From that point on, I’d post a small portion of a frame and then ask people to identify the movie or TV show from which it was extracted. I created a notes document to keep track of everything, and I titled it “Frame Game.”

Since then, I’ve posted almost sixty frames over three years, including a few excursions into audio. People seem to enjoy it. Movies and TV shows are great, and who doesn’t like free stuff?

What I enjoy the most about Frame Game is the process of carefully selecting the frame and the crop such that people who are very familiar with the piece of media will be able to guess the answer, while people who are not will be absolutely dumbfounded that anyone was able to figure it out at all, let alone so quickly. The best example of this was when I posted a tiny, 64-pixel square from a 1920 x 800 frame that was guessed in one minute and four seconds.

Have some people figured out how to use computers or web searches to brute-force this game? Almost certainly. But it makes me happier to believe that most people are playing it legitimately. I’d like to humbly suggest that playing for real will make the players happier too.

Frame Game has taken place entirely on Twitter, and it’s meant to be played in real time. Unfortunately, the way I’ve chosen to chain the tweets does not make it particularly easy to follow in the Twitter archives. In an effort to better preserve the historical record, I’ve created my own archive, linked below.

Frame Game History Viewer

There is no score-keeping, but you can “play” the game by attempting to guess the answer before clicking to reveal the full frame. If you cheat now, you’re only cheating yourself! Some frames also have hints that show ever-larger portions of the frame. (Hold down the Option key when clicking the button to reveal the full frame immediately without seeing any hints.)
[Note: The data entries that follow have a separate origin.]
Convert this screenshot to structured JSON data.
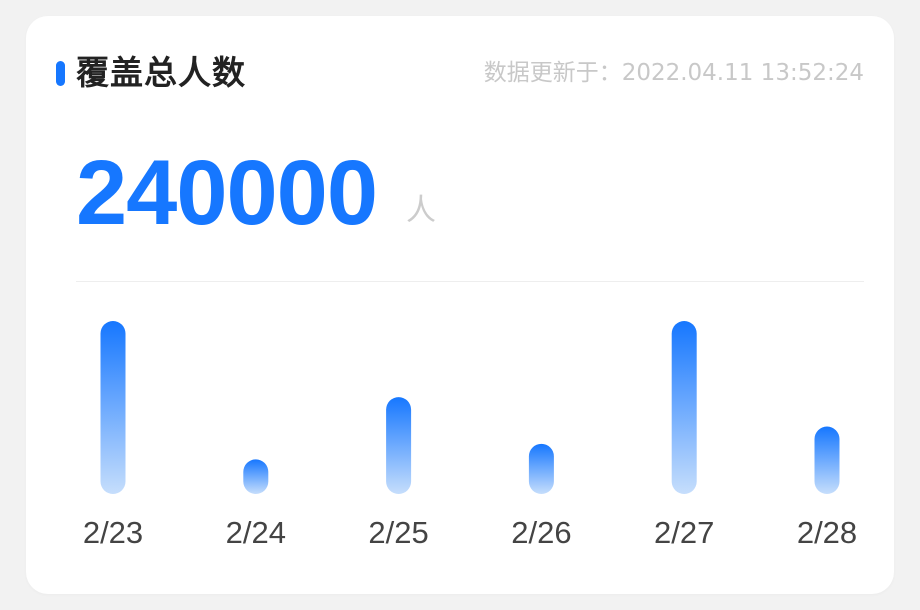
{
  "card": {
    "title": "覆盖总人数",
    "updated_prefix": "数据更新于：",
    "updated_time": "2022.04.11 13:52:24",
    "total_value": "240000",
    "unit": "人"
  },
  "colors": {
    "accent": "#1677ff",
    "bar_top": "#1677ff",
    "bar_bottom": "#c6defc",
    "title_text": "#222222",
    "muted_text": "#c8c8c8",
    "axis_text": "#444444"
  },
  "chart_data": {
    "type": "bar",
    "categories": [
      "2/23",
      "2/24",
      "2/25",
      "2/26",
      "2/27",
      "2/28"
    ],
    "values": [
      100,
      20,
      56,
      29,
      100,
      39
    ],
    "ylim": [
      0,
      100
    ],
    "grid": false,
    "legend": "none",
    "xlabel": "",
    "ylabel": "",
    "title": ""
  }
}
I’ve had to resort to posting hints a few times during Frame Game, but the history viewer contains all the hint frames that I had prepared, regardless of whether or not they were needed. I’ve also linked to the original tweet, the declaration of the winner, and the winning tweet itself, if available. (Some winning tweets have since been deleted.) The time elapsed since the question was posted is also shown.

If you like this kind of thing and want to play something similar every day, check out the recently released, Wordle-inspired framed.wtf.

There is no schedule for Frame Game, other than usually coinciding with one of ATP’s seasonal merchandise sales. I’m not even sure if it helps increase sales at all. It’s just something fun that I like to do for the handful of fans who like to participate. If you want to play, follow me on Twitter and watch for a tweet that begins with the magic phrase, “The first person to identify…”

Frame Game can start at any time, so be vigilant!